Yes. They did not even try to look in the standard library for urllib.parse. The general problem has already been solved; it can be exploited in a single line of code.

The line can be long-ish, so it can help to use a lambda to make it a little easier to read. The code is below.

The C/C++ point about "optimize for performance" bothers me to no end. Python isn't very slow. Optimization isn't required.

I made 16,000 URL's. These were not utterly random strings, they were random URL's using a pool of 100 distinct names. This provides some lumpiness to the data. Not real lumpiness where there's a long tail of 1-time-only names. But enough to exercise collections.Counter and urllib.parse.urlparse().

Here's what I found. Time to parse 16,000 URLs and pluck out the last two levels of the name?

CPU times: user 154 ms, sys: 2.18 ms, total: 156 ms
Wall time: 157 ms

32,000?

CPU times: user 295 ms, sys: 6.87 ms, total: 302 ms
Wall time: 318 ms

At that pace, why use C?

I suppose one could demand more speed just to demand more speed.

Here's some code that can be further optimized.

top = lambda netloc: '.'.join(netloc.split('.')[-2:])
random_counts = Counter(top(urllib.parse.urlparse(x).netloc) for x in random_urls_32k)

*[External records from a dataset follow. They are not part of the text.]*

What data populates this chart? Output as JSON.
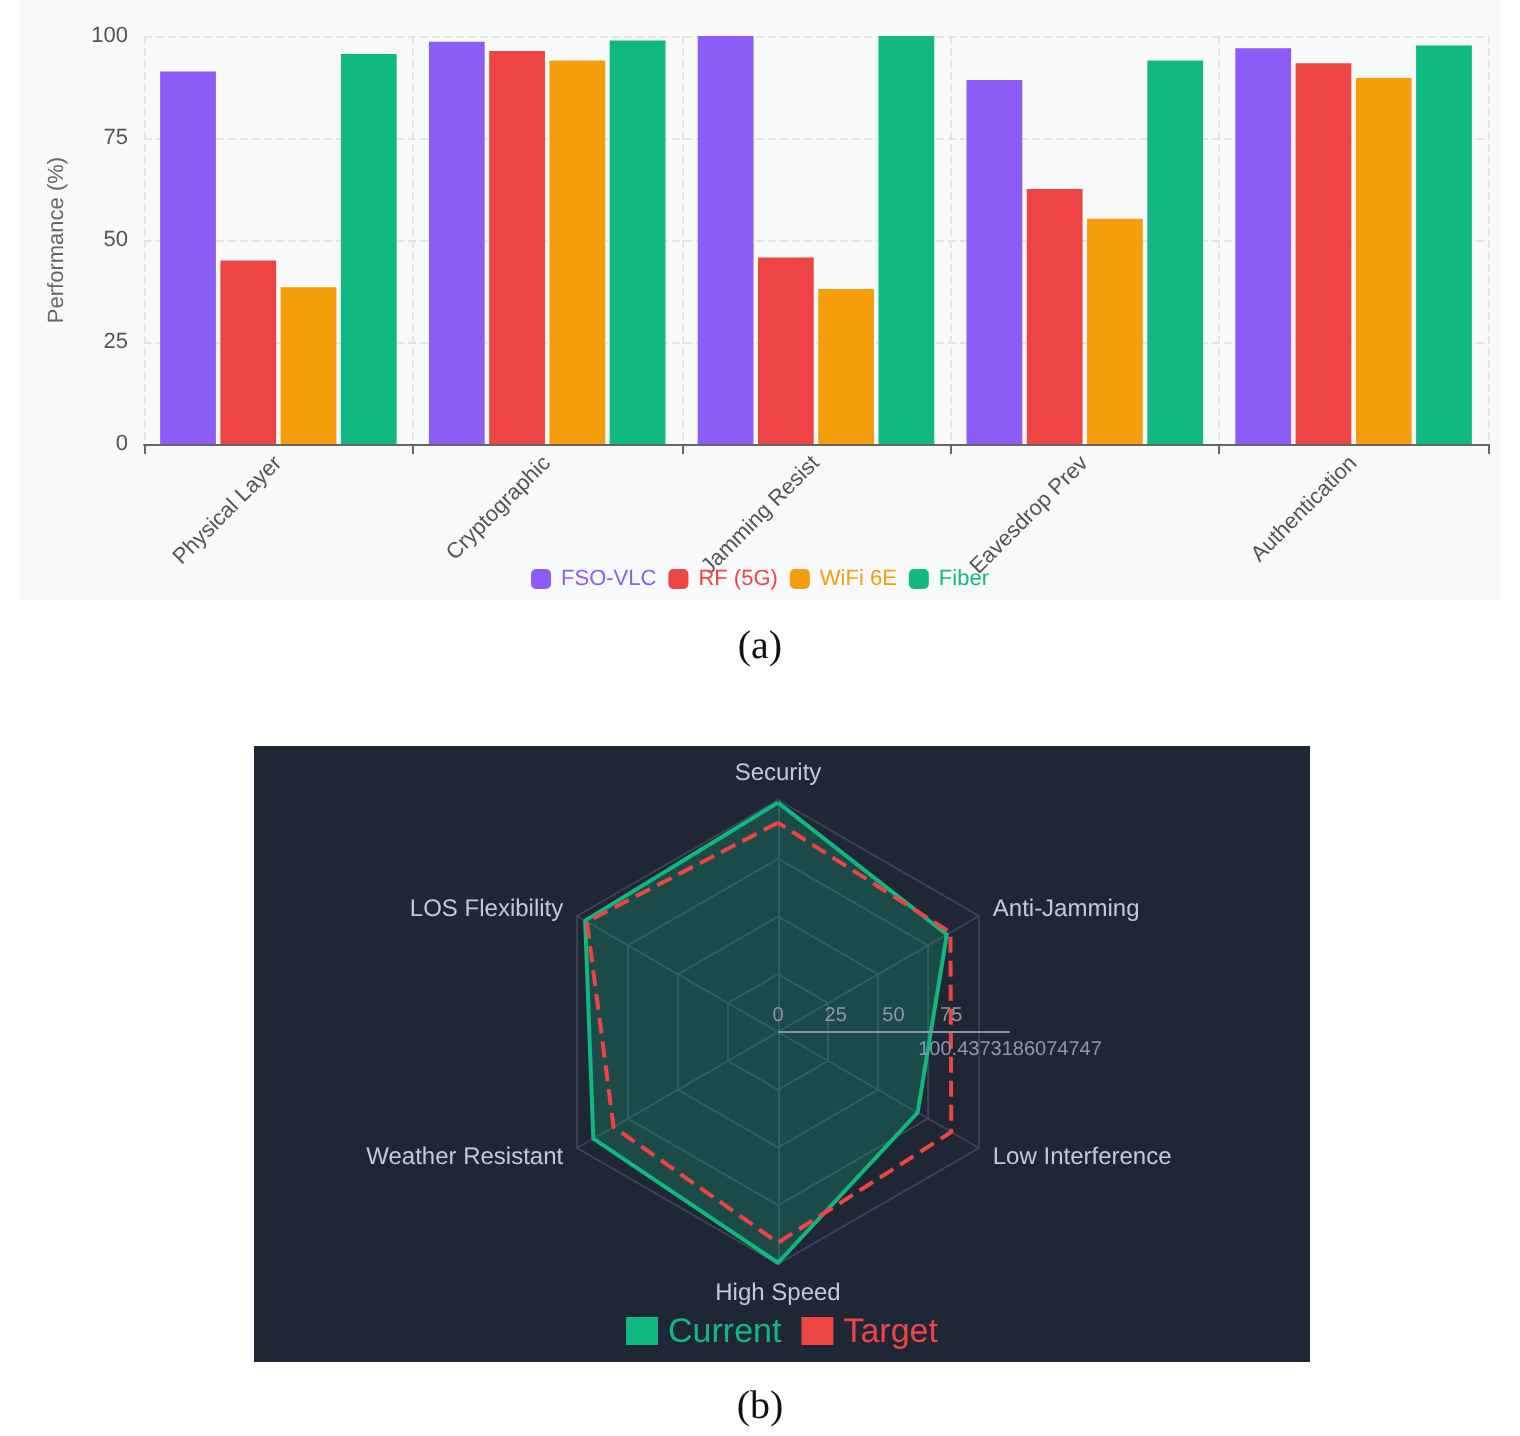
{
  "chart_data": [
    {
      "type": "bar",
      "categories": [
        "Physical Layer",
        "Cryptographic",
        "Jamming Resist",
        "Eavesdrop Prev",
        "Authentication"
      ],
      "ylabel": "Performance (%)",
      "ylim": [
        0,
        100
      ],
      "yticks": [
        0,
        25,
        50,
        75,
        100
      ],
      "grid": true,
      "legend": "bottom",
      "annotations": [
        "(a)"
      ],
      "series": [
        {
          "name": "FSO-VLC",
          "color": "#8b5cf6",
          "values": [
            91.3,
            98.6,
            100,
            89.2,
            97
          ]
        },
        {
          "name": "RF (5G)",
          "color": "#ef4444",
          "values": [
            45,
            96.3,
            45.7,
            62.5,
            93.3
          ]
        },
        {
          "name": "WiFi 6E",
          "color": "#f59e0b",
          "values": [
            38.4,
            94,
            38,
            55.2,
            89.7
          ]
        },
        {
          "name": "Fiber",
          "color": "#10b981",
          "values": [
            95.6,
            98.9,
            100,
            94,
            97.7
          ]
        }
      ]
    },
    {
      "type": "radar",
      "categories": [
        "Security",
        "Anti-Jamming",
        "Low Interference",
        "High Speed",
        "Weather Resistant",
        "LOS Flexibility"
      ],
      "ylim": [
        0,
        100.4373186074747
      ],
      "yticks": [
        0,
        25,
        50,
        75,
        100.4373186074747
      ],
      "grid": true,
      "legend": "bottom",
      "marker": "none",
      "annotations": [
        "(b)"
      ],
      "series": [
        {
          "name": "Current",
          "color": "#10b981",
          "line_style": "solid",
          "values": [
            99.3,
            84.4,
            69.8,
            99.9,
            92.3,
            96.4
          ]
        },
        {
          "name": "Target",
          "color": "#ef4444",
          "line_style": "dashed",
          "values": [
            90.6,
            86.2,
            86.6,
            91.2,
            82.2,
            95.5
          ]
        }
      ]
    }
  ]
}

The slow part of this is the top() function. Using rsplit('.', maxsplit=2) might be better than split('.'). A smarter approach might be find all the "." and slice the substring from the next-to-last one. Something like this, netloc[findall('.', netloc)[-2]:], assuming a findall() function that returns the locations of all '.' in a string.

Of course, if there is a problem, using a numpy structure might speed things up. Or use dask to farm the work out to multiple threads.